Non-hormonal options include SSRIs, SNRIs, gabapentin, and newer neurokinin receptor antagonists such as fezolinetant. Cognitive Behavioural Therapy (CBT) is specifically recommended by NICE for sleep problems and low mood associated with menopause. The right approach depends on your symptoms, health history, and personal preferences — which is why a proper consultation is important.

When should I see a GP about perimenopause?

You do not need to wait until symptoms are severe. If you are in your 40s — or late 30s — and have noticed changes in your periods, mood, sleep, energy, concentration, or libido, a GP consultation is worthwhile.
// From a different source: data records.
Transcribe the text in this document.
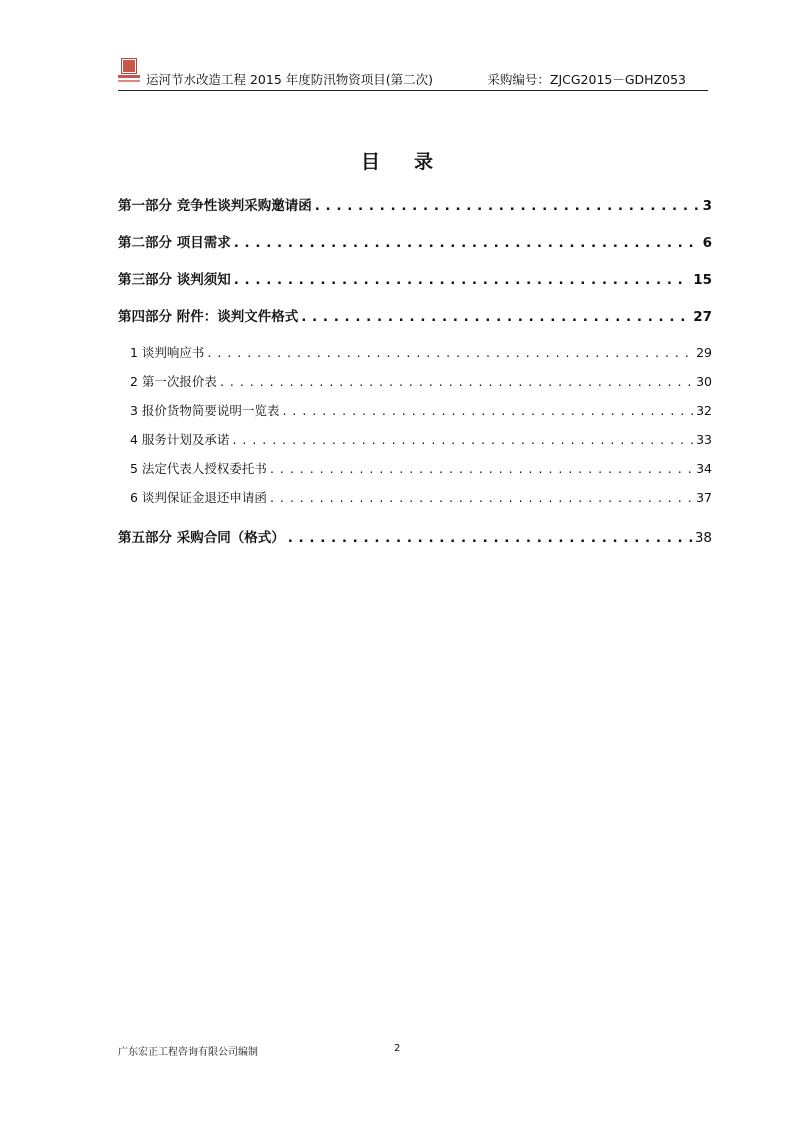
运河节水改造工程 2015 年度防汛物资项目(第二次)	采购编号：ZJCG2015－GDHZ053
目 录
第一部分 竞争性谈判采购邀请函 . . .	3
第二部分 项目需求 . . .	6
第三部分 谈判须知 . . .	15
第四部分 附件：谈判文件格式 . . .	27
1 谈判响应书 . . .	29
2 第一次报价表 . . .	30
3 报价货物简要说明一览表 . . .	32
4 服务计划及承诺 . . .	33
5 法定代表人授权委托书 . . .	34
6 谈判保证金退还申请函 . . .	37
第五部分 采购合同（格式） . . .	38
广东宏正工程咨询有限公司编制	2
Equally, if you have been investigated and treated for anxiety, depression, or joint pain without a satisfying explanation or response, and you are in the relevant age range, it is worth discussing whether perimenopause may be a contributing factor. Early assessment means earlier access to treatment if you need it.
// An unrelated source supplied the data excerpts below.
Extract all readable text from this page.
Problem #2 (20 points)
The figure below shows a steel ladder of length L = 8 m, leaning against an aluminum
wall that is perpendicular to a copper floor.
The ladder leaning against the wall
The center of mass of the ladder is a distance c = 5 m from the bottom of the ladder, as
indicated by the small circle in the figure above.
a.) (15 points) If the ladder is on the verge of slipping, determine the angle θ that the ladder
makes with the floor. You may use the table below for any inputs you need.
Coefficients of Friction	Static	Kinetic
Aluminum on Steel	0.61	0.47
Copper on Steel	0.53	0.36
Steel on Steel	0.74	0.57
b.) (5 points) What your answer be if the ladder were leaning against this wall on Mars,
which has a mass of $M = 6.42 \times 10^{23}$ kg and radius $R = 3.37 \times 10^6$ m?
Can I be in perimenopause if my periods are still regular?

Yes. Perimenopause does not begin with irregular periods — it begins with hormonal fluctuation, which can be occurring for months or years before any change in the cycle is apparent. Symptoms such as worsening PMS, new anxiety, sleep disruption, or brain fog can all precede period changes. Regular periods do not rule out perimenopause, particularly if other symptoms are present.

What is the difference between perimenopause and menopause?

Perimenopause is the transitional phase leading up to the menopause — the years during which hormones are fluctuating and symptoms may be present, but periods have not yet stopped for 12 consecutive months. The menopause is defined as the point at which a woman has not had a period for 12 consecutive months. After that, she is described as postmenopausal. In everyday language the terms are often used interchangeably, but clinically they are distinct stages.